Saturday, October 10, 2015

Exxon Lied About What It KNEW About Effects Of Greenhouse Gas Emissions...

Rational Nation USA
Purveyor of Truth

As climate change deniers continue to spread their disinformation and claim scientific data and evidence is unsettled science or not real science at all, public knowledge that the very corporations that stood to lose the most (impact on profit) were behind the campaign of disinformation is steadily growing. Ultimately the result will be to finally do the right thing. Something corporations seem incapable of doing unless forced to do so by public pressure and government representing the best interests of the governed..

CAMBRIDGE, MASS. — MILLIONS of Americans once wanted to smoke. Then they came to understand how deadly tobacco products were. Tragically, that understanding was long delayed because the tobacco industry worked for decades to hide the truth, promoting a message of scientific uncertainty instead.

The same thing has happened with climate change, as Inside Climate News, a nonprofit news organization, has been reporting in a series of articles based on internal documents from Exxon Mobil dating from the 1970s and interviews with former company scientists and employees.

Had Exxon been upfront at the time about the dangers of the greenhouse gases we were spewing into the atmosphere, we might have begun decades ago to develop a less carbon-intensive energy path to avert the worst impacts of a changing climate. Amazingly, politicians are still debating the reality of this threat, thanks in no small part to industry disinformation.

Government and academic scientists alerted policy makers to the potential threat of human-driven climate change in the 1960s and ’70s, but at that time climate change was still a prediction. By the late 1980s it had become an observed fact.

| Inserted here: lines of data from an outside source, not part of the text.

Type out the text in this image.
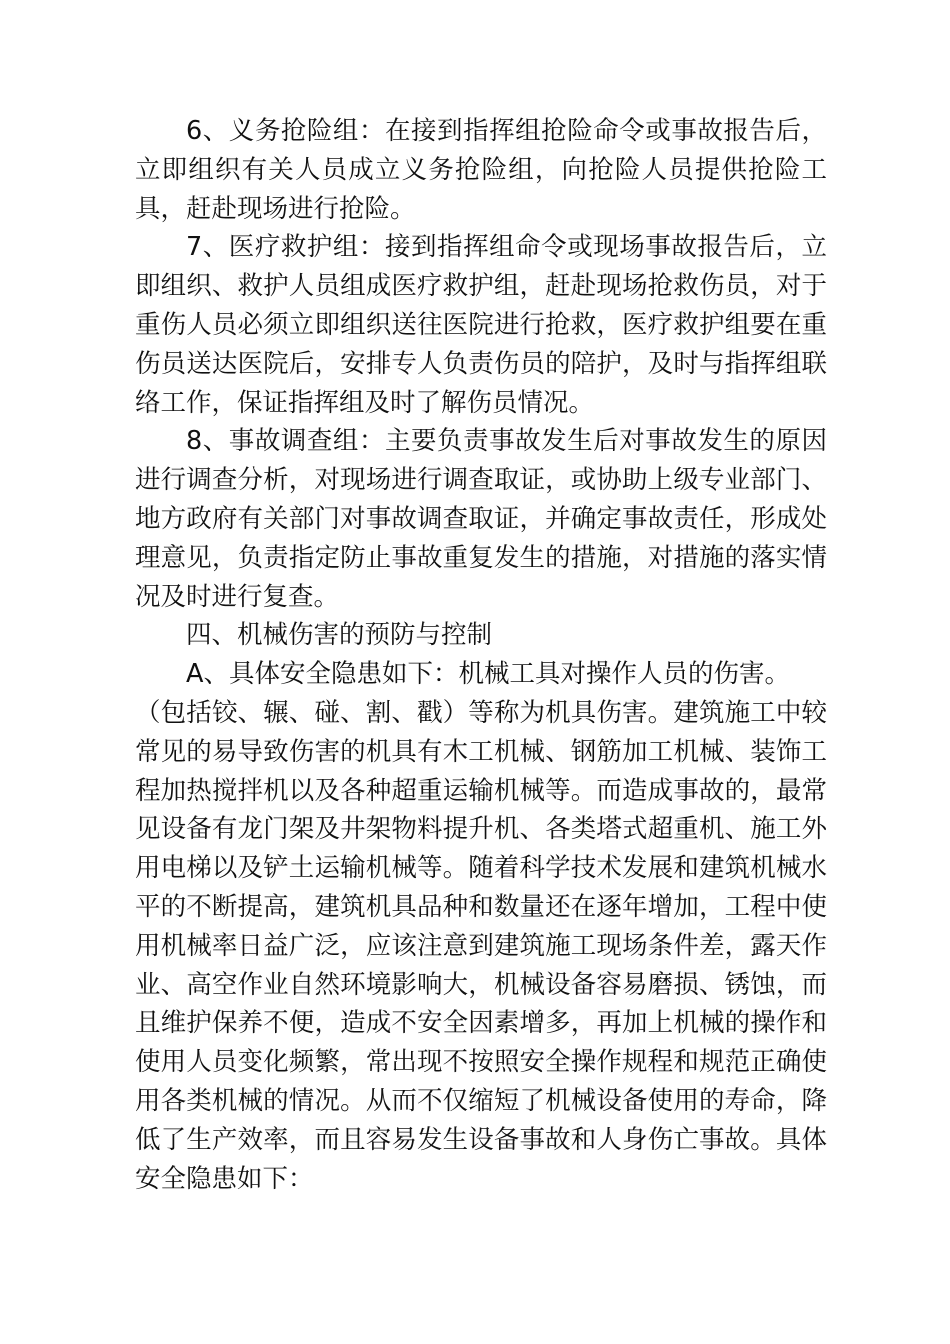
6、义务抢险组：在接到指挥组抢险命令或事故报告后，立即组织有关人员成立义务抢险组，向抢险人员提供抢险工具，赶赴现场进行抢险。

7、医疗救护组：接到指挥组命令或现场事故报告后，立即组织、救护人员组成医疗救护组，赶赴现场抢救伤员，对于重伤人员必须立即组织送往医院进行抢救，医疗救护组要在重伤员送达医院后，安排专人负责伤员的陪护，及时与指挥组联络工作，保证指挥组及时了解伤员情况。

8、事故调查组：主要负责事故发生后对事故发生的原因进行调查分析，对现场进行调查取证，或协助上级专业部门、地方政府有关部门对事故调查取证，并确定事故责任，形成处理意见，负责指定防止事故重复发生的措施，对措施的落实情况及时进行复查。

四、机械伤害的预防与控制

A、具体安全隐患如下：机械工具对操作人员的伤害。

（包括铰、辗、碰、割、戳）等称为机具伤害。建筑施工中较常见的易导致伤害的机具有木工机械、钢筋加工机械、装饰工程加热搅拌机以及各种超重运输机械等。而造成事故的，最常见设备有龙门架及井架物料提升机、各类塔式超重机、施工外用电梯以及铲土运输机械等。随着科学技术发展和建筑机械水平的不断提高，建筑机具品种和数量还在逐年增加，工程中使用机械率日益广泛，应该注意到建筑施工现场条件差，露天作业、高空作业自然环境影响大，机械设备容易磨损、锈蚀，而且维护保养不便，造成不安全因素增多，再加上机械的操作和使用人员变化频繁，常出现不按照安全操作规程和规范正确使用各类机械的情况。从而不仅缩短了机械设备使用的寿命，降低了生产效率，而且容易发生设备事故和人身伤亡事故。具体安全隐患如下：
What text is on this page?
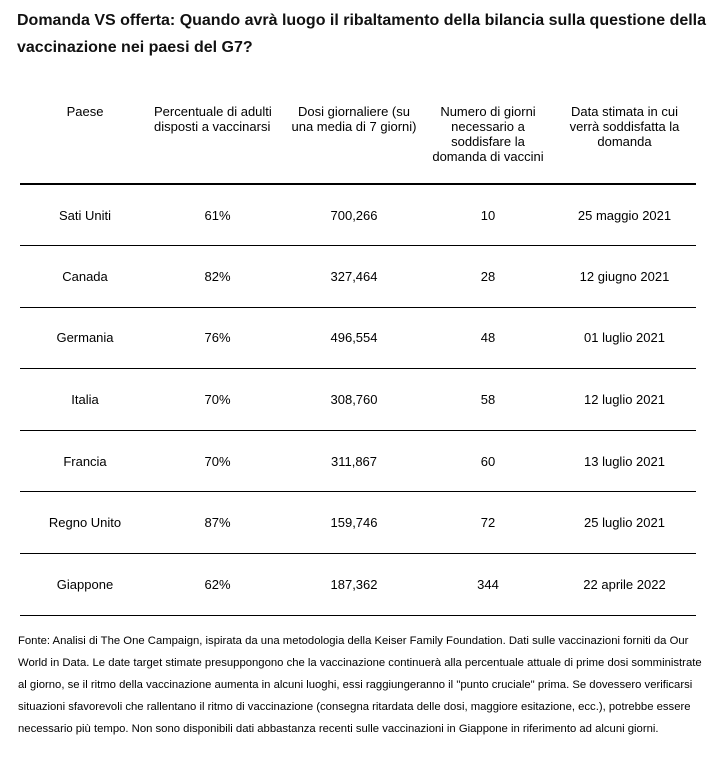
Domanda VS offerta: Quando avrà luogo il ribaltamento della bilancia sulla questione della vaccinazione nei paesi del G7?
Paese	Percentuale di adulti disposti a vaccinarsi	Dosi giornaliere (su una media di 7 giorni)	Numero di giorni necessario a soddisfare la domanda di vaccini	Data stimata in cui verrà soddisfatta la domanda
Sati Uniti	61%	700,266	10	25 maggio 2021
Canada	82%	327,464	28	12 giugno 2021
Germania	76%	496,554	48	01 luglio 2021
Italia	70%	308,760	58	12 luglio 2021
Francia	70%	311,867	60	13 luglio 2021
Regno Unito	87%	159,746	72	25 luglio 2021
Giappone	62%	187,362	344	22 aprile 2022
Fonte: Analisi di The One Campaign, ispirata da una metodologia della Keiser Family Foundation. Dati sulle vaccinazioni forniti da Our World in Data. Le date target stimate presuppongono che la vaccinazione continuerà alla percentuale attuale di prime dosi somministrate al giorno, se il ritmo della vaccinazione aumenta in alcuni luoghi, essi raggiungeranno il "punto cruciale" prima. Se dovessero verificarsi situazioni sfavorevoli che rallentano il ritmo di vaccinazione (consegna ritardata delle dosi, maggiore esitazione, ecc.), potrebbe essere necessario più tempo. Non sono disponibili dati abbastanza recenti sulle vaccinazioni in Giappone in riferimento ad alcuni giorni.
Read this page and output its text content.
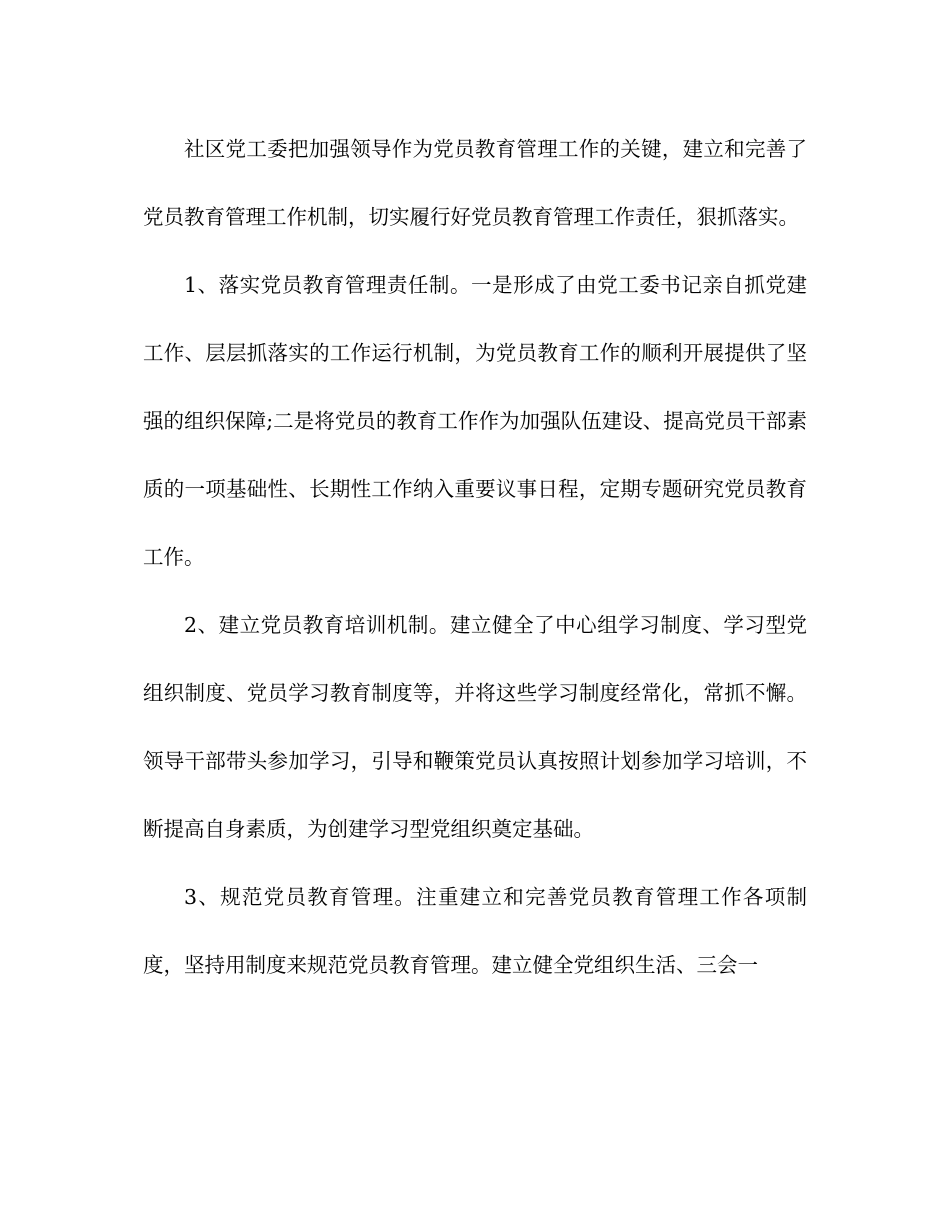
社区党工委把加强领导作为党员教育管理工作的关键，建立和完善了党员教育管理工作机制，切实履行好党员教育管理工作责任，狠抓落实。

1、落实党员教育管理责任制。一是形成了由党工委书记亲自抓党建工作、层层抓落实的工作运行机制，为党员教育工作的顺利开展提供了坚强的组织保障;二是将党员的教育工作作为加强队伍建设、提高党员干部素质的一项基础性、长期性工作纳入重要议事日程，定期专题研究党员教育工作。

2、建立党员教育培训机制。建立健全了中心组学习制度、学习型党组织制度、党员学习教育制度等，并将这些学习制度经常化，常抓不懈。领导干部带头参加学习，引导和鞭策党员认真按照计划参加学习培训，不断提高自身素质，为创建学习型党组织奠定基础。

3、规范党员教育管理。注重建立和完善党员教育管理工作各项制度，坚持用制度来规范党员教育管理。建立健全党组织生活、三会一
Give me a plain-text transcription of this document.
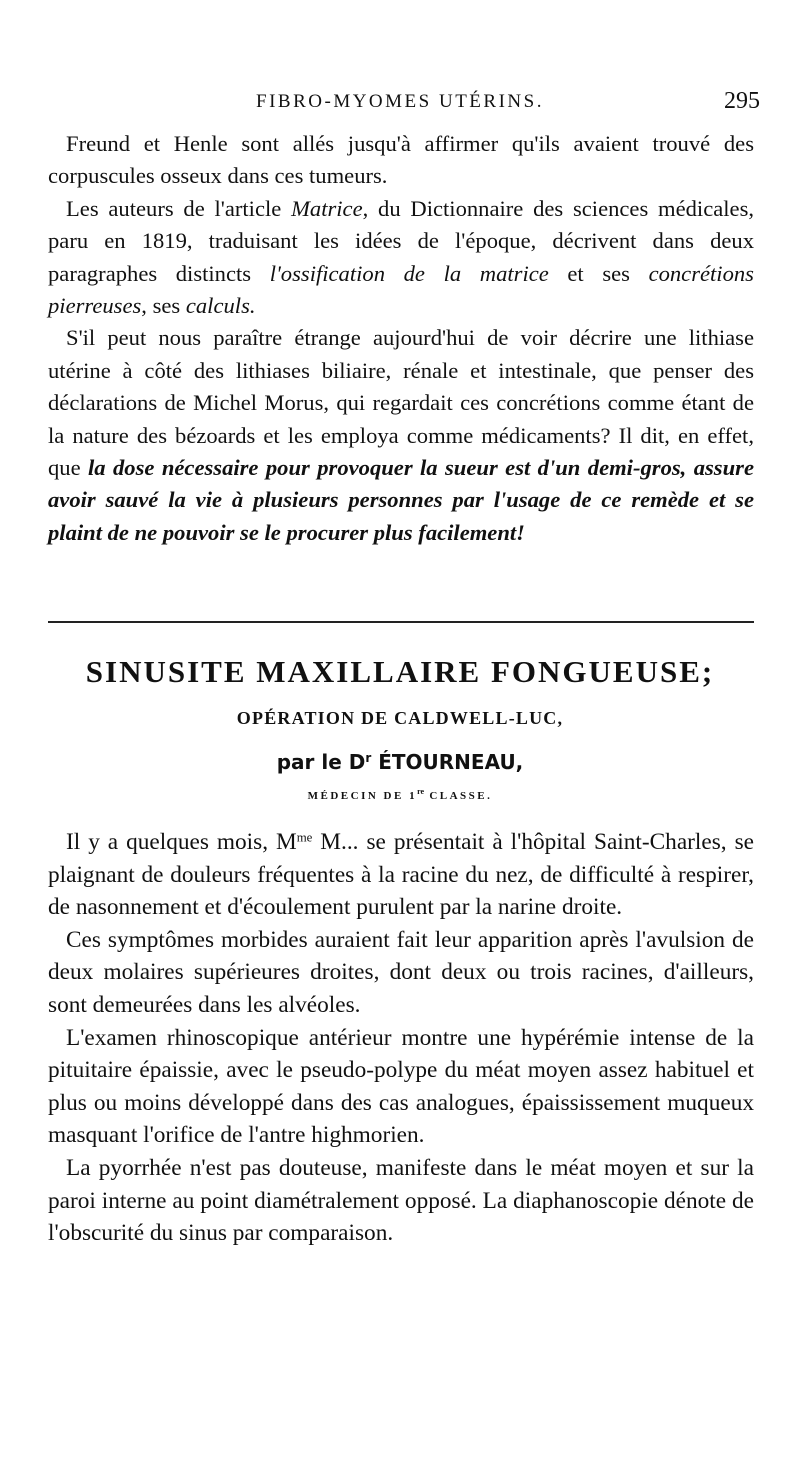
FIBRO-MYOMES UTÉRINS.	295

Freund et Henle sont allés jusqu'à affirmer qu'ils avaient trouvé des corpuscules osseux dans ces tumeurs.

Les auteurs de l'article Matrice, du Dictionnaire des sciences médicales, paru en 1819, traduisant les idées de l'époque, décrivent dans deux paragraphes distincts l'ossification de la matrice et ses concrétions pierreuses, ses calculs.

S'il peut nous paraître étrange aujourd'hui de voir décrire une lithiase utérine à côté des lithiases biliaire, rénale et intestinale, que penser des déclarations de Michel Morus, qui regardait ces concrétions comme étant de la nature des bézoards et les employa comme médicaments? Il dit, en effet, que la dose nécessaire pour provoquer la sueur est d'un demi-gros, assure avoir sauvé la vie à plusieurs personnes par l'usage de ce remède et se plaint de ne pouvoir se le procurer plus facilement!

SINUSITE MAXILLAIRE FONGUEUSE;
OPÉRATION DE CALDWELL-LUC,
par le $D^r$ ÉTOURNEAU,
MÉDECIN DE 1re CLASSE.

Il y a quelques mois, $M^{me}$ M... se présentait à l'hôpital Saint-Charles, se plaignant de douleurs fréquentes à la racine du nez, de difficulté à respirer, de nasonnement et d'écoulement purulent par la narine droite.

Ces symptômes morbides auraient fait leur apparition après l'avulsion de deux molaires supérieures droites, dont deux ou trois racines, d'ailleurs, sont demeurées dans les alvéoles.

L'examen rhinoscopique antérieur montre une hypérémie intense de la pituitaire épaissie, avec le pseudo-polype du méat moyen assez habituel et plus ou moins développé dans des cas analogues, épaississement muqueux masquant l'orifice de l'antre highmorien.

La pyorrhée n'est pas douteuse, manifeste dans le méat moyen et sur la paroi interne au point diamétralement opposé. La diaphanoscopie dénote de l'obscurité du sinus par comparaison.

But Exxon was sending a different message, even though its own evidence contradicted its public claim that the science was highly uncertain and no one really knew whether the climate was changing or, if it was changing, what was causing it.

Exxon (which became Exxon Mobil in 1999) was a leader in these campaigns of confusion. In 1989, the company helped to create the Global Climate Coalition to question the scientific basis for concern about climate change and prevent the United States from signing on to the international Kyoto Protocol to control greenhouse gas emissions. The coalition disbanded in 2002, but the disinformation continued. Journalists and scientists have identified more than 30 different organizations funded by the company that have worked to undermine the scientific message and prevent policy action to control greenhouse gas emissions.

As always, Follow The Money.

Continue reading BELOW THE FOLD.

Via: Memeorandum


  1. Exxon, and now Volkswagon, are both excellent examples of the need to cut back on the regulations so many job creating corporations face when they operate here in the U.S...

    At least that is what the Freedom Caucus folks and many establishment Republicans seem to believe with their frequent calls to rollback regulations and rely on the inherent goodness of these multinational corps...

    1. Inherent goodness and inherent profit motive seems at odds more often than not Dave.

    2. They are at odds in the short range, but with a long range view of the future, I think they go hand in hand. A rising tide does lift all boats, but it takes "hours", not "minutes" to accomplish.

  2. " Something corporations seem incapable of doing unless forced to do so by public pressure and government representing the best interests of the governed."

    That is because they are more interested in money than the best interests of the people.

    1. Profit is important Jerry, but not at the expense of the environment and the planet.

  3. According to a denier (who comments on this blog) believing the scientist who say climate change is real is "faith based". I guess he decided not to weigh in this time, but if he had... Would he claim those internal documents are fakes?

  4. Whoever he may be and what he might say is irrelevant. Precisely because he chose not to weigh in and comment.

    In other words, who cares? I certainly don't.

  5. It is extremely relevant. Exxon funding of climate change denying "think" tanks and "research" are responsible for the deniers (such as the person I mentioned) believing as they do. Without the misinformation they wouldn't have the ammunition to back up their denialism.

    1. Exxon is example number 1 of why we need more regulation and overview of corporations rather than less. Corporations' primary job is to make money for their shareholders. In fact the have a fiduciary responsibility (legal responsibility) to do so. Therefore the task of watching out for the public interest falls to the government. That responsibility gets subjugated when large amounts of corporate money also gets funneled to the government officials who are tasks with that regulation and oversight.